Although Bexar County Commissioner Paul Elizondo (Pct. 2) has led bands for more than 50 years, conducting Jarabe Tapatío during the San Antonio Symphony’s Fiesta Pops concert this weekend will be something of a personal triumph for him.
“This is a highlight in my life, to conduct the San Antonio Symphony in the Tobin Center,” Elizondo told the Rivard Report. “It will bring together my work as a musician all these years and my work as a public servant. I’m very excited.”
The concerts will take place at the Tobin Center for the Performing Arts Friday and Saturday at 8 p.m., and Sunday at 2 p.m. To purchase tickets, click here.
As a commissioner who wields sizable influence in County funding, Elizondo heeded the call to join the City of San Antonio and the Tobin Endowment in financing reconstruction of the old Municipal Auditorium to transform it into a state-of-the-art performing arts center.

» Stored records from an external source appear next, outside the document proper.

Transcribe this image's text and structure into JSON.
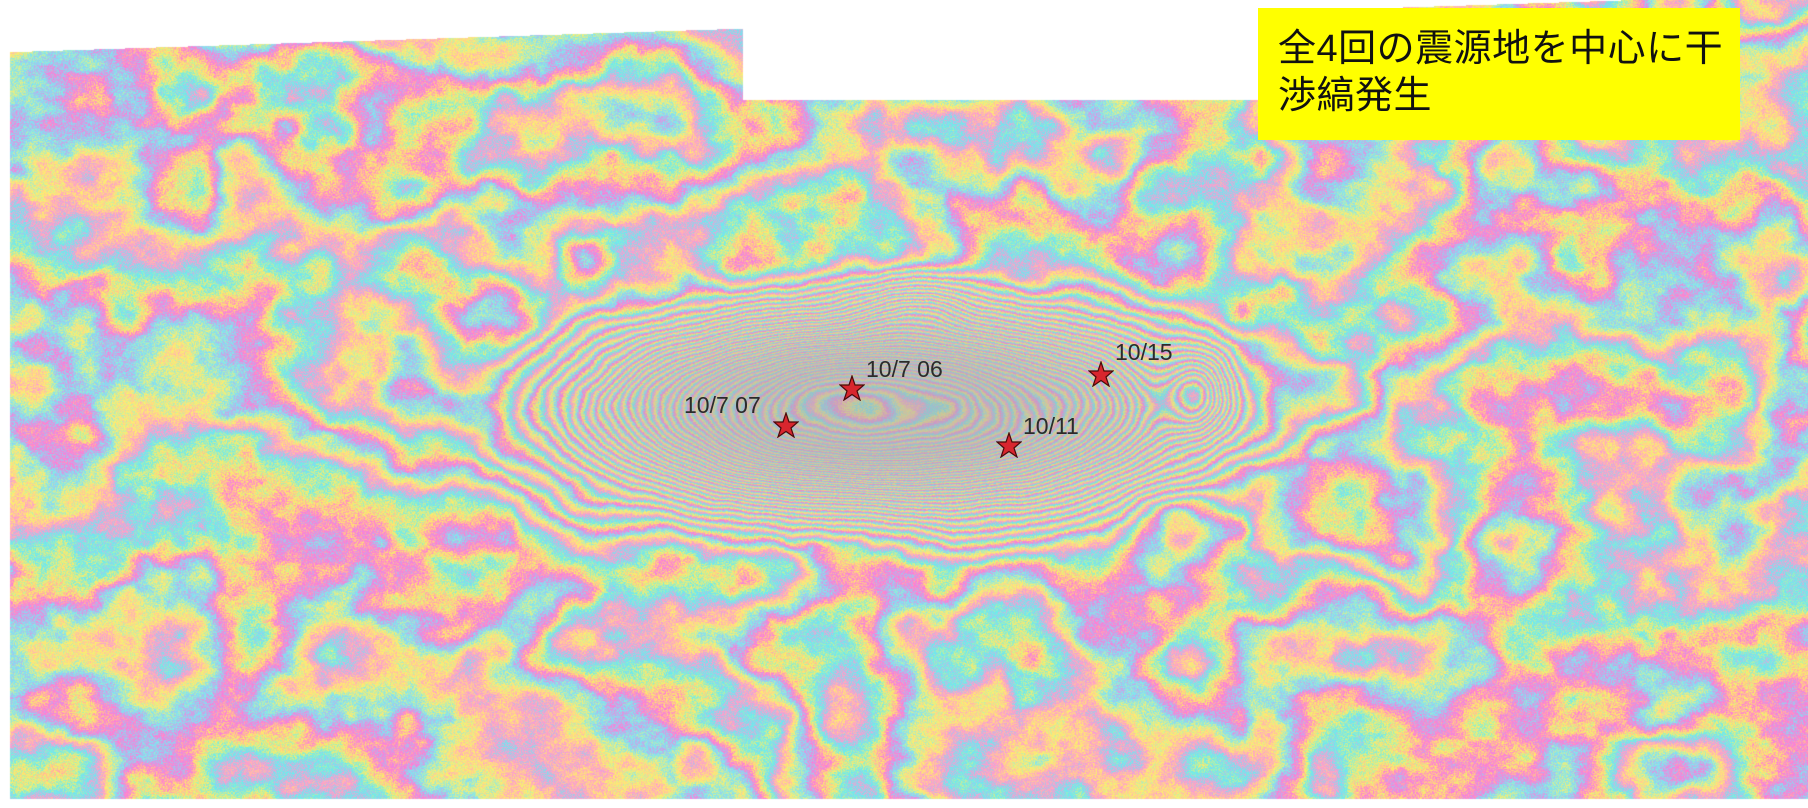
{
  "map": {
    "description_kind": "InSAR interferogram",
    "fringe_palette": [
      "#ff7ad9",
      "#ffee66",
      "#66ecf2",
      "#ff9ad0",
      "#fff06a",
      "#7be6f5"
    ],
    "background_color": "#ffffff"
  },
  "callout": {
    "text": "全4回の震源地を中心に干渉縞発生",
    "background": "#ffff00"
  },
  "epicenters": [
    {
      "id": "1007-06",
      "label": "10/7 06"
    },
    {
      "id": "1007-07",
      "label": "10/7 07"
    },
    {
      "id": "1011",
      "label": "10/11"
    },
    {
      "id": "1015",
      "label": "10/15"
    }
  ],
  "marker_style": {
    "icon": "star-icon",
    "fill": "#d8262e",
    "stroke": "#4a0a0a"
  }
}
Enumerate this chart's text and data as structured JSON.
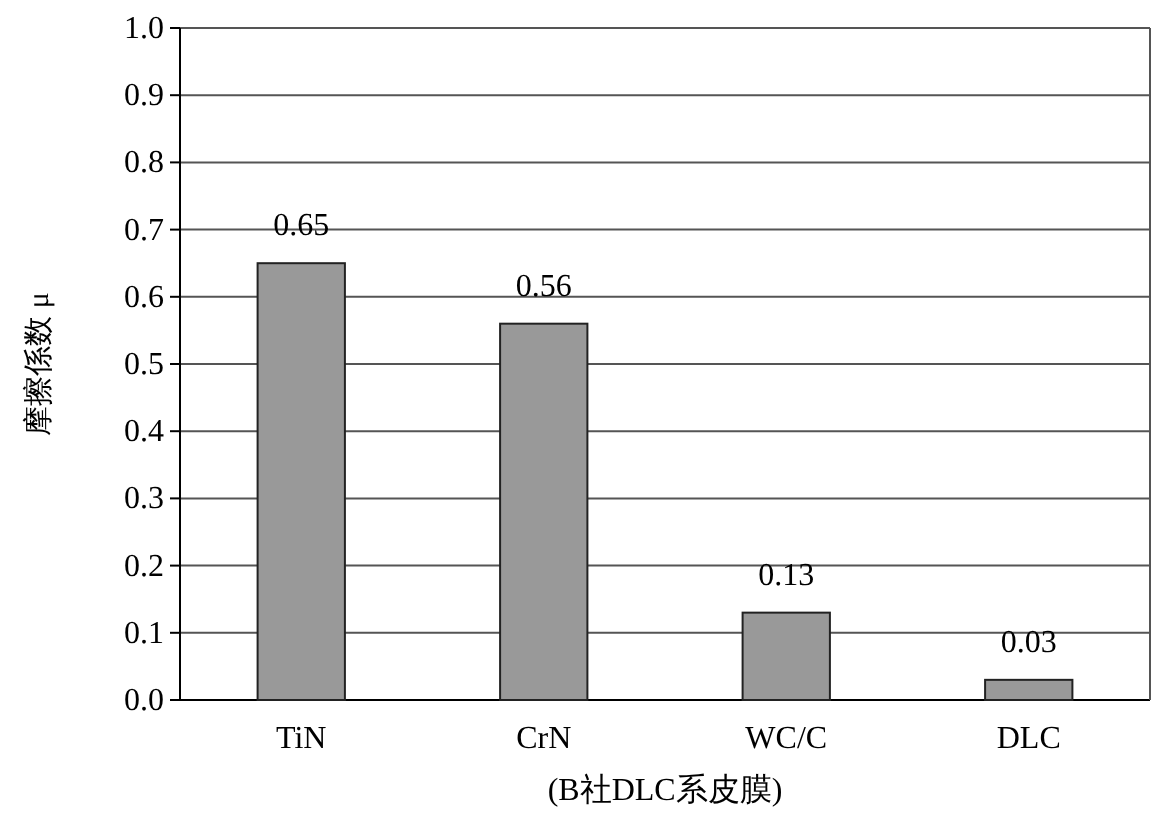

In addition to public service, music is Elizondo’s other passion. He conducted the jazzy Paul Elizondo Orchestra, a mainstay at citywide celebrations since the 1960s, and was a band director and music teacher in the Edgewood and San Antonio Independent School Districts for 18 years before serving in the State Legislature.
Now 82, Elizondo said he hasn’t “waved the baton in many years.”
Conducting at a location like the Tobin “is like being asked to throw the opening pitch in the World Series,” he said with a laugh.

He knows the San Antonio Symphony well, having played saxophone, flute, and clarinet with the orchestra when those instruments were needed in Ravel’s Bolero and Bernstein’s Mass. He even conducted the orchestra as it played The Star-Spangled Banner when the Symphony visited Memorial High School, where he once taught.
“Standing in front of them and raising the baton is just a hoot,” he said.
The annual concert celebrating Fiesta and the city’s Latino heritage also will feature well-known mariachi and Tejano music performed by Mariachi Campanas de America, as well as traditional dances from various regions of Mexico performed by the Guadalupe Dance Company, both accompanied by the Symphony.
Mexican baritone Octavio Moreno, who has performed in a classics concert with the Symphony, will perform two songs from Cross the Face of the Moon/Cruzar la Cara de la Luna, a mariachi opera commissioned by the Houston Grand Opera that premiered in 2010 with Moreno in a prominent role.
Harpist Juan Cabrera, who Symphony Associate Conductor Akiko Fujimoto said is a fan favorite, will join Mariachi Campanas de America in playing Popurrí Fiesta Mexicana. Works by Revueltas, Falla, and other composers will bring a classical dimension to the concert.
Fujimoto, who conducts the Symphony’s Pops and other special concerts, said the orchestra’s decades of playing Latin-style music has allowed it to excel at the genre, despite the music being “complicated rhythmically and difficult to pull off in an authentic manner.
“This music and also the artists who come from Latin America have really become trendy and hot in the classical music world in the past decade or two,” she said. “It’s because of the passion and energy they bring, and it’s so unique. And we happen to be right in the middle of that with our demographics.”

As a fun, official Fiesta event, Fiesta Pops may be the only concert many people attend all year, Fujimoto said. With that in mind, she also designed the program as a way to introduce the Symphony to new or infrequent listeners, many of whom may be coming to see Elizondo. She considers his conducting Jarabe Tapatío, also known as the Mexican hat dance, in all three concerts a “gracious” gift.
“He’s done everything in his life – he doesn’t need this on his resume,” she said.
While Elizondo’s musicianship merited an invitation to conduct, it was civic leader and Symphony board member Kathleen Vale who put it into motion.
“She’s a warrior,” Elizondo said of his longtime friend in civic activism.